With Durant and Westbrook out of the picture, Harden is No. 1 in Houston. If he misses a few shots early, you know the ball is coming right back to him. In OKC, if he wasn’t rolling from the get-go, the team had two superstars it could rely on without hesitation.
With Durant and Westbrook as the main options, it makes it hard to claim that Harden was a true superstar. His presence on the Thunder roster was important, but he wasn't a go-to guy in most situations.
Harden played well with what he was given in OKC, and he performed well enough to earn himself a max contract. However, now that the pressure is gone and he knows that he’s the man even when his shot isn't falling, he’s able to play a care-free brand of basketball that has ultimately led to success.
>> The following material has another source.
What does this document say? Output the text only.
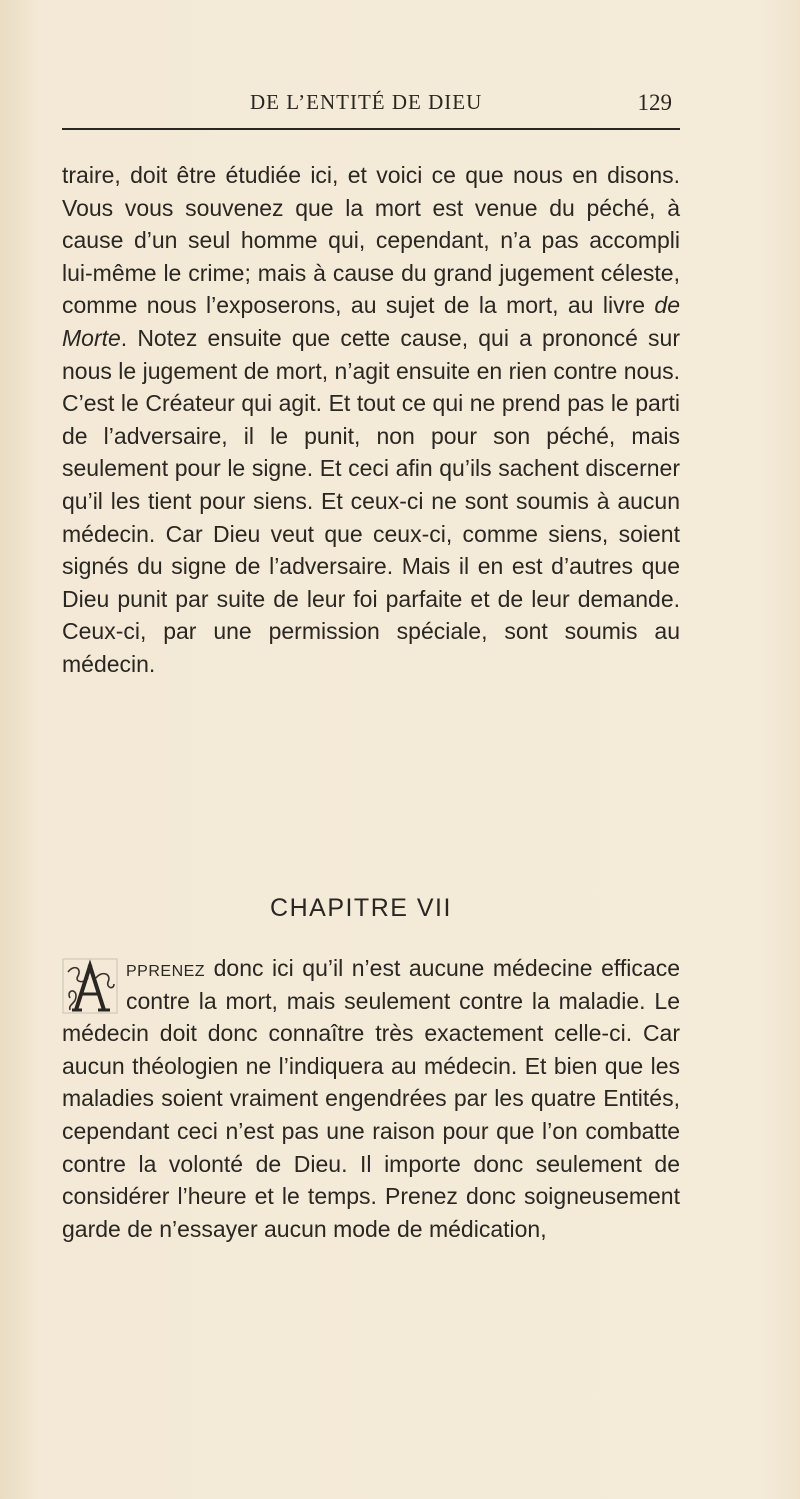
DE L’ENTITÉ DE DIEU	129

traire, doit être étudiée ici, et voici ce que nous en disons. Vous vous souvenez que la mort est venue du péché, à cause d’un seul homme qui, cependant, n’a pas accompli lui-même le crime; mais à cause du grand jugement céleste, comme nous l’exposerons, au sujet de la mort, au livre de Morte. Notez ensuite que cette cause, qui a prononcé sur nous le jugement de mort, n’agit ensuite en rien contre nous. C’est le Créateur qui agit. Et tout ce qui ne prend pas le parti de l’adversaire, il le punit, non pour son péché, mais seulement pour le signe. Et ceci afin qu’ils sachent discerner qu’il les tient pour siens. Et ceux-ci ne sont soumis à aucun médecin. Car Dieu veut que ceux-ci, comme siens, soient signés du signe de l’adversaire. Mais il en est d’autres que Dieu punit par suite de leur foi parfaite et de leur demande. Ceux-ci, par une permission spéciale, sont soumis au médecin.

CHAPITRE VII

pprenez donc ici qu’il n’est aucune médecine efficace contre la mort, mais seulement contre la maladie. Le médecin doit donc connaître très exactement celle-ci. Car aucun théologien ne l’indiquera au médecin. Et bien que les maladies soient vraiment engendrées par les quatre Entités, cependant ceci n’est pas une raison pour que l’on combatte contre la volonté de Dieu. Il importe donc seulement de considérer l’heure et le temps. Prenez donc soigneusement garde de n’essayer aucun mode de médication,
In today’s NBA, the term “Hero Ball” has become more of a derogatory term than a term of endearment. Isolation basketball and one-on-one sets are looked at as bad strategy in the eyes of many, but for Harden, it may be what is allowing him to come into his own as a member of the Rockets.
We all know that his production has become less efficient, but this Houston team doesn’t need efficiency in the same way it needs a go-to scorer.
Harden has the ball in his hands more in Houston than ever before. As a result, he is not only scoring more, but he is averaging a career-high 4.7 assists per game, and he is helping take the pressure off of Jeremy Lin—somebody who desperately needed the spotlight off of him heading into the 2012-13 season.
Hero Ball isn’t something that is condoned among most fans, and for the sake of the Rockets moving forward, they need to learn to get everybody involved. They have a plethora of unproven players, and while it may seem like a risk to give them a chance, that's exactly what they have to do when it comes to finding a balanced rotation.
But Harden is finally out of shadows of the superstars in OKC, and what better way to display his talents than by putting the ball in his hands?
Harden is a superstar in this league, and while he may still have room to grow before he hits his prime, he’s already established himself as one of the NBA's best scorers.
That in itself says something about his ceiling, doesn't it?